LA ROSE

Comment est-ce arrivé ? Comment peut-elle passer d'invisible à trop visible ? Ces sensations que cette fleur aura fait naître, ces sensations que cette fleur continue de faire naître en moi... Je crois qu'encore jamais je n'avais fait face à telle situation. Ça me perturbe, je tente de l'ignorer, d'oublier que j'ai croisé son chemin, je n'y arrive pas. 
 
Un rosier, une rose, une seule. Je m'y suis approché, me suis fait piquer. Telle l'aiguille qui plongea Aurore dans un long sommeil, j'ai plongé dans un profond désir. Je complexe à présent. Ses courbes si pures, si belles, sa couleur enivrante, son odeur sauvage, sa symétrie parfaite, le danger qu'elle représente... la rose, si sauvage. Je ne suis rien de tout ça si ce n'est trop sauvage, le parfait contraire, parfaitement opposé, trop imparfait.
 
L'impossible me tue, je ne peux pas l'atteindre.
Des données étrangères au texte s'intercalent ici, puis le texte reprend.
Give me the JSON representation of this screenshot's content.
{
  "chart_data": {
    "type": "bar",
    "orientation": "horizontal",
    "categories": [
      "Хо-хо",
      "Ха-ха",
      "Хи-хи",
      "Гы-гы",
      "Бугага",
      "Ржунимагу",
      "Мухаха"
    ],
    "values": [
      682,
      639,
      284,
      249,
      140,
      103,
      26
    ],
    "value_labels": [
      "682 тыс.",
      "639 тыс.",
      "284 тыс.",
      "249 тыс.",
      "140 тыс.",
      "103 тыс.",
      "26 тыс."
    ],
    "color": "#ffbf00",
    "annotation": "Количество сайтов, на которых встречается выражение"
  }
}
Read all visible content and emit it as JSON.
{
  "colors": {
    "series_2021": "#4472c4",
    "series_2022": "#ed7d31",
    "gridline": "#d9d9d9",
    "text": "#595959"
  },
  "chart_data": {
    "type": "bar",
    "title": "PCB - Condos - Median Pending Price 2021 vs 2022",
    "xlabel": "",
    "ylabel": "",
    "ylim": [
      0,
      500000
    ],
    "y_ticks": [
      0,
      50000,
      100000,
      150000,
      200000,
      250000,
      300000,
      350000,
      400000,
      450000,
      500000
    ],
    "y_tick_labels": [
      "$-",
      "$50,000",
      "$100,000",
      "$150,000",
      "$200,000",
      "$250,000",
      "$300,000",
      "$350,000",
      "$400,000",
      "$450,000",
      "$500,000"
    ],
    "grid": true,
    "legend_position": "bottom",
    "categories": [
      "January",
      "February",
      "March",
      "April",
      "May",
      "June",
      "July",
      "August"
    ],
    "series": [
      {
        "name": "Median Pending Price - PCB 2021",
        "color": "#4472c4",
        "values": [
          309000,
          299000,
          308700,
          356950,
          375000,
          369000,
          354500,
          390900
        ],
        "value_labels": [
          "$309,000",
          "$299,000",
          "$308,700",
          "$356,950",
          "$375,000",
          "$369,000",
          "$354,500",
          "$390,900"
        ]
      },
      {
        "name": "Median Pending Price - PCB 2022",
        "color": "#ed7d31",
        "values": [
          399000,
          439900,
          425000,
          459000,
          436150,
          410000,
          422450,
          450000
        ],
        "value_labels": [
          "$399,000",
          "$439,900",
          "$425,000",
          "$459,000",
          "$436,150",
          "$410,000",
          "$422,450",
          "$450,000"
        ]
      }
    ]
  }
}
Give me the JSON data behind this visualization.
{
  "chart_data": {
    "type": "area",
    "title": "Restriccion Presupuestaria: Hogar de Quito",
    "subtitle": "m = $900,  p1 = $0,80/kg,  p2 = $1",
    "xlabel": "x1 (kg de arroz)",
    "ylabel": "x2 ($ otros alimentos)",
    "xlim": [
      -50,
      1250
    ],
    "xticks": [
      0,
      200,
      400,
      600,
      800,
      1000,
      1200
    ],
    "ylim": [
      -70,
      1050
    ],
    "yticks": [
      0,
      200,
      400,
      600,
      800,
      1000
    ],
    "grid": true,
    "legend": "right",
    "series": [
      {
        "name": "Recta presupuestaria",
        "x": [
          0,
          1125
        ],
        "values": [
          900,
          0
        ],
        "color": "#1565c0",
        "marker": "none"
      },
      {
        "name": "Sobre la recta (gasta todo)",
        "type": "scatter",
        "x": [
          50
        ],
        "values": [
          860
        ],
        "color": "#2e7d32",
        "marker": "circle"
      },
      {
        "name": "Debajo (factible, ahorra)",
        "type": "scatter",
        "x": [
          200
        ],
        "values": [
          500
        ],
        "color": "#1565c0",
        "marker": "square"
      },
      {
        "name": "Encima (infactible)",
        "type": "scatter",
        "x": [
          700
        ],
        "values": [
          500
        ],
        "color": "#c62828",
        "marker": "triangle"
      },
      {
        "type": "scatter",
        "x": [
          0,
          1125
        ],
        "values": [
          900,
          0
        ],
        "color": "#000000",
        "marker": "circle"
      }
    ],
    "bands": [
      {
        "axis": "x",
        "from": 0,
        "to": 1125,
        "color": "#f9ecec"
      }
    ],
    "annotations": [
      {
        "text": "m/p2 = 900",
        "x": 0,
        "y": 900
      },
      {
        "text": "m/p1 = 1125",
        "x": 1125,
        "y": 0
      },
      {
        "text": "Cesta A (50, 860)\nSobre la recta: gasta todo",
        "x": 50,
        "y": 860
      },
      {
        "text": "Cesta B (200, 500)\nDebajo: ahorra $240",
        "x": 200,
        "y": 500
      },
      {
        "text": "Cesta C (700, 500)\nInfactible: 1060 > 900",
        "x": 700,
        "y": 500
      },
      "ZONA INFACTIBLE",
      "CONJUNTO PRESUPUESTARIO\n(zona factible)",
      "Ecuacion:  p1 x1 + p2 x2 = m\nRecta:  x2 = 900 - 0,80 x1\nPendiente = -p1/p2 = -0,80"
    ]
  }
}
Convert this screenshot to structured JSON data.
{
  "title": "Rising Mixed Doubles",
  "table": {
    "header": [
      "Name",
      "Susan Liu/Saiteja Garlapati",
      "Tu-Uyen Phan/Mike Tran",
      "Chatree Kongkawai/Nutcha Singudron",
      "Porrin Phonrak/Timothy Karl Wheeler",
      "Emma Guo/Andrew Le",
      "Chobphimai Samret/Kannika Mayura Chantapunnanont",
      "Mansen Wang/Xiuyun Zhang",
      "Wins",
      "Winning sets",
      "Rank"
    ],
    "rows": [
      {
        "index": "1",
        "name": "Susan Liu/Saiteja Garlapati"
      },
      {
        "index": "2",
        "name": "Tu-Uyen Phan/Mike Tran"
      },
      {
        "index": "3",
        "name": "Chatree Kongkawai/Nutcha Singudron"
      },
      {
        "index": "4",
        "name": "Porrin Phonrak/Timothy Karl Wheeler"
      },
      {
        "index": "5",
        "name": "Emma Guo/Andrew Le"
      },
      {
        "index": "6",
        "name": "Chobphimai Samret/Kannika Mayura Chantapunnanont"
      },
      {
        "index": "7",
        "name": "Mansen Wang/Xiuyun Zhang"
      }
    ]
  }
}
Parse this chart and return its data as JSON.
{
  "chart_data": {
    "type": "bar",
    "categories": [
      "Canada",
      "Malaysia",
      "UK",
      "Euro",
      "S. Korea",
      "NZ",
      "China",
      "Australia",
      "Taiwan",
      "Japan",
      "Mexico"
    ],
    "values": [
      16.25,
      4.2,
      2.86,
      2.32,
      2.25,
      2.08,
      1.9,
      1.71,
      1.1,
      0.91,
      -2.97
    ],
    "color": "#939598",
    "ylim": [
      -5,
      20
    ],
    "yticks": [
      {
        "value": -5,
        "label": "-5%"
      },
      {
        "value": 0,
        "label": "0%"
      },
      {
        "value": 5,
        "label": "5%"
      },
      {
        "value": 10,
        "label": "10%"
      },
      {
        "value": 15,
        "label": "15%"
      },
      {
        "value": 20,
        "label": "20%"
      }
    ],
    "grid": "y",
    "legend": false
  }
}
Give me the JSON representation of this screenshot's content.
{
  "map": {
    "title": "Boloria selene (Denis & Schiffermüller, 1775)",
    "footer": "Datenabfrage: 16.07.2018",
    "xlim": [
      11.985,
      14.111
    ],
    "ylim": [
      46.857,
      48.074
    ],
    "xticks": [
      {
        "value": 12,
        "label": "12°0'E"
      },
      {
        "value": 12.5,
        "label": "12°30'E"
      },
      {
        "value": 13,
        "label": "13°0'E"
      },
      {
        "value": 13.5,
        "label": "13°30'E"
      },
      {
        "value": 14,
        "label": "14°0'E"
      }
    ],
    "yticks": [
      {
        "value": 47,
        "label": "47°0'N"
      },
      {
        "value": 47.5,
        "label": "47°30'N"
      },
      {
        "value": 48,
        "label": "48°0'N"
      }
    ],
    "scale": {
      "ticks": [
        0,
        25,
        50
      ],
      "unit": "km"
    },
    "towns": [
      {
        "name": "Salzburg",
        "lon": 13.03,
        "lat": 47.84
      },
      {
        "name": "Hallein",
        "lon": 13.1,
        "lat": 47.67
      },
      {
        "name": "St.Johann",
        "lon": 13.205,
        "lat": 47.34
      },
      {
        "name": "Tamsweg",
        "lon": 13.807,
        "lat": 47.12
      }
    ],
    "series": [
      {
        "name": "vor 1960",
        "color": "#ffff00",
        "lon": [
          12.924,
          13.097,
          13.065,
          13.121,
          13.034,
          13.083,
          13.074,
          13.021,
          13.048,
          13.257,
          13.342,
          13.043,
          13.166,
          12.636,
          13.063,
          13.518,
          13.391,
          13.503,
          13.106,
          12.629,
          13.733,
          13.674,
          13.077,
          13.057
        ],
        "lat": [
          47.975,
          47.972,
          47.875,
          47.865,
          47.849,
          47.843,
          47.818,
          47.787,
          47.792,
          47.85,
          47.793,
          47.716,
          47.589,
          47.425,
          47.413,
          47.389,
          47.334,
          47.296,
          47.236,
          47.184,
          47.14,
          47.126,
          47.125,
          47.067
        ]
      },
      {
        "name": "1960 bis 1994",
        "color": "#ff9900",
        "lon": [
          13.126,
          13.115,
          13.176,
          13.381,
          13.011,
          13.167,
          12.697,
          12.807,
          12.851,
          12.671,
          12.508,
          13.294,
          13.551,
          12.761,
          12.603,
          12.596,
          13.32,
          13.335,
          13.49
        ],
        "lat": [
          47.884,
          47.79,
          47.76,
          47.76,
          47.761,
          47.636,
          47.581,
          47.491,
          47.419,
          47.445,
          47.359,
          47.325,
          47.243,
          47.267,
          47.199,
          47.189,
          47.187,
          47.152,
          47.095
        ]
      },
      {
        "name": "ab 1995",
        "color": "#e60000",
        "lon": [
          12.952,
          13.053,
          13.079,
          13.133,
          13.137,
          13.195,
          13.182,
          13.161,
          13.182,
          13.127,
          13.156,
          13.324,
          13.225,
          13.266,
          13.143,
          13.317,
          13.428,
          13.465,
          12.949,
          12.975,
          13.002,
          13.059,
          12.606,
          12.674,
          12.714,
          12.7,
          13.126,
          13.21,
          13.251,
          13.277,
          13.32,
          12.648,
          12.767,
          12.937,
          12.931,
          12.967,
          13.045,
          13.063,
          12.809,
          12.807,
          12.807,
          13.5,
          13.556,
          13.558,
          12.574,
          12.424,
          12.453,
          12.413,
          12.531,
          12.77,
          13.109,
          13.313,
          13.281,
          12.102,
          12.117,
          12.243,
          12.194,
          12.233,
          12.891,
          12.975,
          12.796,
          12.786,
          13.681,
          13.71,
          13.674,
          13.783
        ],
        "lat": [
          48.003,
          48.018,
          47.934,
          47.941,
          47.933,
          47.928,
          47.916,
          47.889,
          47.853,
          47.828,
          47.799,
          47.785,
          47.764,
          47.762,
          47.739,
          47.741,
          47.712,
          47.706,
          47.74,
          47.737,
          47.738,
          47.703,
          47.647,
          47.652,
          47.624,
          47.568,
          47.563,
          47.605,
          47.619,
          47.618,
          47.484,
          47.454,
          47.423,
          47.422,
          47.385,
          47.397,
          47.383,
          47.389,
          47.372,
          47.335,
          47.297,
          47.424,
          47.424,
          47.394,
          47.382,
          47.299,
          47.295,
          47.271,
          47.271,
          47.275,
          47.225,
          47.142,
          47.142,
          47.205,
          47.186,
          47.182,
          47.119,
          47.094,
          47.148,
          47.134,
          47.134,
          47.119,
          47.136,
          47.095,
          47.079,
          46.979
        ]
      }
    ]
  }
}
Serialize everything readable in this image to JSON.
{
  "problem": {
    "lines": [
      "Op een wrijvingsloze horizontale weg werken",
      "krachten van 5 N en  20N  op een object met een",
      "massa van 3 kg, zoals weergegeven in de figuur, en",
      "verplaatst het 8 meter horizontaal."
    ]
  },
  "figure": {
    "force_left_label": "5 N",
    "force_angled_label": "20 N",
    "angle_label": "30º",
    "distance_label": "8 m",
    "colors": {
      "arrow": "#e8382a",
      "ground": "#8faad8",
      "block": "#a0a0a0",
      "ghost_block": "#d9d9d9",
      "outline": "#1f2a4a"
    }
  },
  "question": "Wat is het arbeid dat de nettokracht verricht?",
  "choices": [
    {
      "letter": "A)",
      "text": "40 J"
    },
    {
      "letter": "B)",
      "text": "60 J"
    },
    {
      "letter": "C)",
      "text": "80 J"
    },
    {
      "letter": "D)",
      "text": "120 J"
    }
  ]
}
Je pourrais plonger dans ce rosier, m'arracher un bras ou deux, m'ouvrir le corps, me faire transpercer le cœur, que je ne pourrais toujours pas l'atteindre. La rose, reine de son royaume épineux, a dressé des bois que je ne peux affronter. Alors je me rabats sur les coquelicots, fleurs des champs, qui abondent et que je peux cueillir aisément. Je les cueille, les trompe par la pensée. Lorsque je touche du doigt leur tige, c'est la rose que j'imagine cueillir.